When I tell you that all but one swapper left with a healthy grocery, if not garbage, bag FULL of new pieces, that they enjoyed the healing and celebratory feeling of having spent a night out with new and old girlfriends, that they reveled in the victory of FREE clothing that felt miraculously more like ‘them’, and that they were relieved that I would donate the remaining five bags of unwanted clothing to charity, I am not exaggerating in the slightest.

As I have basked in the afterglow of the feedback from those who attended and my excitement around my own ‘new’ outfits, my eyes have been opened to the seemingly new pervasiveness of swap culture. Designer label Ace & Jig is encouraging its customers to host/attend swaps of their clothing to benefit the environment and build community (even giving hosts a gift card as enticement). I’ve learned about the micro-neighborhood swap economies in the Pacific Northwest. Aging Baby Boomers are downsizing and their children are disinterested in keeping their belongings, a generational change not as pervasively seen to date. I’ve wondered if the purported Millennial disinterest in shopping and acquiring stuff (and the so-called ‘retail apocalypse’) is a factor. The increased transparency around environmental issues related to clothing manufacturing and the often hideous conditions of global garment workers…it all seems to be colliding.

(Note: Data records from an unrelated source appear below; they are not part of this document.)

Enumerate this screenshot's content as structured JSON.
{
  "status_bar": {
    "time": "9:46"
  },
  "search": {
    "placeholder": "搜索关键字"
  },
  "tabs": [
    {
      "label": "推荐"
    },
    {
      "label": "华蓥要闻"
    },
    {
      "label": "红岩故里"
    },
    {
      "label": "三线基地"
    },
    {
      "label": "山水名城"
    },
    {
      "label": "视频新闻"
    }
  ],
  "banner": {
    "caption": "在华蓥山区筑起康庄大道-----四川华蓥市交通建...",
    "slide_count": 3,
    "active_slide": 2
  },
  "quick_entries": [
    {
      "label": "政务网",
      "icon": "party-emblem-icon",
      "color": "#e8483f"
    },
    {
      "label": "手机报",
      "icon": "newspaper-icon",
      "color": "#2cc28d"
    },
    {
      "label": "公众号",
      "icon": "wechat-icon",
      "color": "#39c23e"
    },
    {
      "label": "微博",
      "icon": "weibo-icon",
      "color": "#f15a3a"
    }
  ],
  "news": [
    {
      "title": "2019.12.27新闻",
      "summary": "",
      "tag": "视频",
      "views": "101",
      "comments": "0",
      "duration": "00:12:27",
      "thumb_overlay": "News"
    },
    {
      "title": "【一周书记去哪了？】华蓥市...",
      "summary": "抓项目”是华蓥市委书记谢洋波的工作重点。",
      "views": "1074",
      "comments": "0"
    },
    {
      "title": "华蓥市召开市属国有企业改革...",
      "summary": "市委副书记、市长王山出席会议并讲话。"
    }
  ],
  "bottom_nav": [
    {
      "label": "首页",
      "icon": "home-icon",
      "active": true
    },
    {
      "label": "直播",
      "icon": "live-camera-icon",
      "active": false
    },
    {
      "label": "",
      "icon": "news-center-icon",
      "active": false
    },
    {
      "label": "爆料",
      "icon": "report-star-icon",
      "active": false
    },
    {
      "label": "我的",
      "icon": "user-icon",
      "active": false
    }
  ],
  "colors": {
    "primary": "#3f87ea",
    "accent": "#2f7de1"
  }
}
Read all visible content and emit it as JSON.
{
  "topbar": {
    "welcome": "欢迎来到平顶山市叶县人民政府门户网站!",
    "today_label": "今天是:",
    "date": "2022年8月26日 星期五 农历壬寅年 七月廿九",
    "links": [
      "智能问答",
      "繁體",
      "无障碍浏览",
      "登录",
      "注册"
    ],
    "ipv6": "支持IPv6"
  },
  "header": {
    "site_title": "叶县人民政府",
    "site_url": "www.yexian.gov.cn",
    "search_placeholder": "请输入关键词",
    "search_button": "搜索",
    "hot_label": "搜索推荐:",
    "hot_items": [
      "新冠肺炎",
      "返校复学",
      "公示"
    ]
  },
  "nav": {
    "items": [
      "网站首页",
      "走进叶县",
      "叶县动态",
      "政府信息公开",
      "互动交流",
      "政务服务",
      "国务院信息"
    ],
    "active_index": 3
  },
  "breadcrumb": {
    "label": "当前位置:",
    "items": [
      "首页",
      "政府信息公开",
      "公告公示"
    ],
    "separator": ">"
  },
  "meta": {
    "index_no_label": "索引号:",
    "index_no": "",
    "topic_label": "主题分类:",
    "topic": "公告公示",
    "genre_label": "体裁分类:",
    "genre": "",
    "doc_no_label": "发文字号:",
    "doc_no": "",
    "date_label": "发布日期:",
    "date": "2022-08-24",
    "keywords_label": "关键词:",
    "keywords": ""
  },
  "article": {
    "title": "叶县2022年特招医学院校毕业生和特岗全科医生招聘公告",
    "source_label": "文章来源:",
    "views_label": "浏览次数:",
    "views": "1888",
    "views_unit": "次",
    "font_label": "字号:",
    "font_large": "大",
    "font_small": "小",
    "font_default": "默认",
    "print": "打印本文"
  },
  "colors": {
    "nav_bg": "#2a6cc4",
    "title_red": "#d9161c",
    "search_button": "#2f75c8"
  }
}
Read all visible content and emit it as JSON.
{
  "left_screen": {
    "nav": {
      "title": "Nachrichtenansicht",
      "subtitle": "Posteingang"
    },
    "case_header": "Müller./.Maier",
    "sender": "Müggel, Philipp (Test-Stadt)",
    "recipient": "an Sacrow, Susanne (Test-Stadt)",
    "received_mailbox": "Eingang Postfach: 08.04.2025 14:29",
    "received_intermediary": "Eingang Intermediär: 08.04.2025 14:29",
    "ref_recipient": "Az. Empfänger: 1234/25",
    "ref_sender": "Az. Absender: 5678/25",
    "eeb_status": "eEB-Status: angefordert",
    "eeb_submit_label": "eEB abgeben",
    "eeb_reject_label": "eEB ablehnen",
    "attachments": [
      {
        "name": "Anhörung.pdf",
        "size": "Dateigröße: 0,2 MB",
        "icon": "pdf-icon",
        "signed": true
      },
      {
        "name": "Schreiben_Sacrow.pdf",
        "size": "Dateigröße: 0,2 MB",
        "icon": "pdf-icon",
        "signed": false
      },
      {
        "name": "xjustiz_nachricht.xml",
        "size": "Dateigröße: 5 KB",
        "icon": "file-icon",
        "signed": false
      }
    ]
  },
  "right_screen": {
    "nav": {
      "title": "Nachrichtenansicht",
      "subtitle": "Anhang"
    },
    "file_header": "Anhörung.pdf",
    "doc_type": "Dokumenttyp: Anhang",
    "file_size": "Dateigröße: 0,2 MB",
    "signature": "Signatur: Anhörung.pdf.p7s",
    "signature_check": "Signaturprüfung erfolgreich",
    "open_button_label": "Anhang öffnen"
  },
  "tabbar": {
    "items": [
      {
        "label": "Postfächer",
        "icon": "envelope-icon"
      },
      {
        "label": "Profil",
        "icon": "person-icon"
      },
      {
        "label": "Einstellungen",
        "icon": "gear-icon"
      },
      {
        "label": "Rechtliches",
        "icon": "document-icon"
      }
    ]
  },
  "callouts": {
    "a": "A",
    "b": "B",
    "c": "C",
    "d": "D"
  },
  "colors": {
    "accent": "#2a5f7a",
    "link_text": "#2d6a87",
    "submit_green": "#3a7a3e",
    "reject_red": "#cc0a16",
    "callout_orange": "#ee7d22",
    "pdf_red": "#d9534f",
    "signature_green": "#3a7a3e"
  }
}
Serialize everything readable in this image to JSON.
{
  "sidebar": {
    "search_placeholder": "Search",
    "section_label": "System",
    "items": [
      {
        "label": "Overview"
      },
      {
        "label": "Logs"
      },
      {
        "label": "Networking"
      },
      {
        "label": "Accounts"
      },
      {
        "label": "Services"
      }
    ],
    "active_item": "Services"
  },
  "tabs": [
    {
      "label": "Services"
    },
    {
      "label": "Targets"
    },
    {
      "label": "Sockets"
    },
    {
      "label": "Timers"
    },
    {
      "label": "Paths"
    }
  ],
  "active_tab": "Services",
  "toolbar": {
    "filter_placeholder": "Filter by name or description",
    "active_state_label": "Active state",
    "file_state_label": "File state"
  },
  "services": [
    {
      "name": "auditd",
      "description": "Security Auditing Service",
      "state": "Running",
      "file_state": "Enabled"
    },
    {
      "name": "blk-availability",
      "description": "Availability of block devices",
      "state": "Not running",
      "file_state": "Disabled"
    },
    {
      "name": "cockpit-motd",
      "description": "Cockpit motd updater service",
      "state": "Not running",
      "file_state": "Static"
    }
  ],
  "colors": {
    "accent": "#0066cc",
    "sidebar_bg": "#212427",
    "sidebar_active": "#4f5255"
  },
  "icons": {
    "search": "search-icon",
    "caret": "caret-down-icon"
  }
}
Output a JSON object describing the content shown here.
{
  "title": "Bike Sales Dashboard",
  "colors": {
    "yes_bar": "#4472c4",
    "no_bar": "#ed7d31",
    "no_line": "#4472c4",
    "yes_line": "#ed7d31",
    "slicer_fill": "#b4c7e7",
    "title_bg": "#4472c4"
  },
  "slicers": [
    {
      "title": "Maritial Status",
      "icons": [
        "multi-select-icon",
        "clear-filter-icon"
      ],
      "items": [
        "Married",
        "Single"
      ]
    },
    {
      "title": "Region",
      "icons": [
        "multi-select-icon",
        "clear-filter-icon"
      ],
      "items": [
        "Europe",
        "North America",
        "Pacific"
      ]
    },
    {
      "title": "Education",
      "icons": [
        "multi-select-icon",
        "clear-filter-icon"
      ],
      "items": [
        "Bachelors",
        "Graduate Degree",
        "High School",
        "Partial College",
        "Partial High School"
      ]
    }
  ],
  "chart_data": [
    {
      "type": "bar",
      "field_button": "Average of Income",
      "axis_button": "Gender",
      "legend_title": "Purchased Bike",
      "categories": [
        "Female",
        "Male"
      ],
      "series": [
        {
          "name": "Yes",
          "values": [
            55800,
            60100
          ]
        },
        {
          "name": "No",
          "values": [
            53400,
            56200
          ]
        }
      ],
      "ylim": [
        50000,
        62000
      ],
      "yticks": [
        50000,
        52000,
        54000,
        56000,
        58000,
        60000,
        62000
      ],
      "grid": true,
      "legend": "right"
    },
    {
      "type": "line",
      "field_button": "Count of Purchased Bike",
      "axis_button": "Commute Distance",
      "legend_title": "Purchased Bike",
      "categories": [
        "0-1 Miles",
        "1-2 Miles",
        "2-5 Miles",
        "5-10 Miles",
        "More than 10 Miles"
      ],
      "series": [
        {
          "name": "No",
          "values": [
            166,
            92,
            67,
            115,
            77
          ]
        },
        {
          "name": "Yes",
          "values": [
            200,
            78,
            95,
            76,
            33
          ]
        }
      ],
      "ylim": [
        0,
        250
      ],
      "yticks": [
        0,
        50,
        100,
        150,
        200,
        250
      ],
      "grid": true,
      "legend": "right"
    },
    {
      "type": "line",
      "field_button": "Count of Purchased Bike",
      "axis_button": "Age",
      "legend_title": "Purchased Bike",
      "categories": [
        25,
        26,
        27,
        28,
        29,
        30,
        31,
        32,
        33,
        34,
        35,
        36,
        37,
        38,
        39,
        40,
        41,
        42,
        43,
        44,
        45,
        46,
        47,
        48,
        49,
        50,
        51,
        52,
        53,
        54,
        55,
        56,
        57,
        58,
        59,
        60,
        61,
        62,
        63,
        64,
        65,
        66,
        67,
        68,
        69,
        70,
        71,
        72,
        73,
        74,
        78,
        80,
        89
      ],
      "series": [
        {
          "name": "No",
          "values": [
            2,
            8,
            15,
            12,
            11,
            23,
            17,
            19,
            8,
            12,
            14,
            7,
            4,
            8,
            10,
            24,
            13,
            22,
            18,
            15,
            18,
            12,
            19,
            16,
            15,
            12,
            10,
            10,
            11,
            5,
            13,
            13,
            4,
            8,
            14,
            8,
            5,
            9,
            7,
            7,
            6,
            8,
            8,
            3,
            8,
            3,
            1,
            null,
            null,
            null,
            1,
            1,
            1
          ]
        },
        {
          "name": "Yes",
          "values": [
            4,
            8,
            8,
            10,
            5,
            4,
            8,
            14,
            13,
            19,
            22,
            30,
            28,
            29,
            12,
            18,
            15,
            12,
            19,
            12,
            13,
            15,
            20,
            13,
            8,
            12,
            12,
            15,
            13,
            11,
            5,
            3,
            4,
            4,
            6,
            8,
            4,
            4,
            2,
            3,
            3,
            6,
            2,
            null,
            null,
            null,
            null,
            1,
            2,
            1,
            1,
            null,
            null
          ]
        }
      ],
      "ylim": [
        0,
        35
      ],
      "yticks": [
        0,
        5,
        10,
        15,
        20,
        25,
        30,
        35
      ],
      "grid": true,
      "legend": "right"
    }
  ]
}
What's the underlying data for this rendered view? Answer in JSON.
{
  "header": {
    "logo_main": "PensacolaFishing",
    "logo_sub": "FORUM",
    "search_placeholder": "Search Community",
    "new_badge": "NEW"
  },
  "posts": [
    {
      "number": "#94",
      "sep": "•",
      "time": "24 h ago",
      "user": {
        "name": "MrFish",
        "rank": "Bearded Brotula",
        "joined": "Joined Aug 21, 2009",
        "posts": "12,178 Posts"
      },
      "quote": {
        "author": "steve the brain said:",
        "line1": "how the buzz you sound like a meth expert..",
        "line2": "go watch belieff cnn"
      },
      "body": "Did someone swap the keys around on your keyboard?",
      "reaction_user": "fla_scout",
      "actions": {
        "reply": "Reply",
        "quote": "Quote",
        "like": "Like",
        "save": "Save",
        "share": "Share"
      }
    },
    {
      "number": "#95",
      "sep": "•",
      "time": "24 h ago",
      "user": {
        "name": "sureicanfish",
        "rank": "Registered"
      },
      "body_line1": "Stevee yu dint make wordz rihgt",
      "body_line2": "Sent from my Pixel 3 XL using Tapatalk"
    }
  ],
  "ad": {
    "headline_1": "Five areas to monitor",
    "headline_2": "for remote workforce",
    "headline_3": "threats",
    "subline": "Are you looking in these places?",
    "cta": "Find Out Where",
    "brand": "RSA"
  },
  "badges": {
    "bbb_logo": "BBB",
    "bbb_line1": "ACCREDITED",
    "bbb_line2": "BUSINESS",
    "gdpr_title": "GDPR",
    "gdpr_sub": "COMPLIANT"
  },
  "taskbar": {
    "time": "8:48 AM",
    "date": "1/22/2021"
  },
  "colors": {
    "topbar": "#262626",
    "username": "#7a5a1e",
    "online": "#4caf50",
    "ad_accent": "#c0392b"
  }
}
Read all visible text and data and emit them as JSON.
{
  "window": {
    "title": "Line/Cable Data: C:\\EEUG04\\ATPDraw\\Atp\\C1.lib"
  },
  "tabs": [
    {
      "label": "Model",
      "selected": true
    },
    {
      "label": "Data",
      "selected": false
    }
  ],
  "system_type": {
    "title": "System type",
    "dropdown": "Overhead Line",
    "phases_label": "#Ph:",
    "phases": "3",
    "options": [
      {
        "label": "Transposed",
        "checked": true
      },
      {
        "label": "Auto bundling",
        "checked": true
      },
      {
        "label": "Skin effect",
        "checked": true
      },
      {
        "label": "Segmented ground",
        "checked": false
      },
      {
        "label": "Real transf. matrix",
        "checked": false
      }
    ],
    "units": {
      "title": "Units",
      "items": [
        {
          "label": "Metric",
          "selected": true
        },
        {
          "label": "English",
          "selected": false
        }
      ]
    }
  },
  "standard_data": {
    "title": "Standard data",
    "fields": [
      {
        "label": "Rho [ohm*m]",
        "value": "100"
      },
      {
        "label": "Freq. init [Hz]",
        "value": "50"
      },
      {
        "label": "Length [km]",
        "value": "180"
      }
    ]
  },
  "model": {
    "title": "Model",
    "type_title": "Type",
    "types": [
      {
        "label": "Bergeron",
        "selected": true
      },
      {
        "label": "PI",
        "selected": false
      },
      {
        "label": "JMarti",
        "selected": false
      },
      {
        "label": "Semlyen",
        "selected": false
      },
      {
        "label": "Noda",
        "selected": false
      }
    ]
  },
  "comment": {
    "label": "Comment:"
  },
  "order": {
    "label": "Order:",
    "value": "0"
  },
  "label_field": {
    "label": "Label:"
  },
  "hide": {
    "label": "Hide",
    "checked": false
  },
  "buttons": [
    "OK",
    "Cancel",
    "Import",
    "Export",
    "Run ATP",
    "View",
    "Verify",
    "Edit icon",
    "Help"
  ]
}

I remain jazzed about the concept of the swap, and invite you all to host your own. Join forces with ladies of all sizes and tastes, entice them with a ‘girl’s night in’ of fun that every wallet can afford, encourage them to participate as a gift to themselves (even if it only streamlines their closet, though it is likely to be do so much more). Be part of the movement to reduce, reuse and recycle clothing for the betterment of the environment. Most of all, feel the special ‘high’ that comes from time well-spent between women. Really, what could be better than that?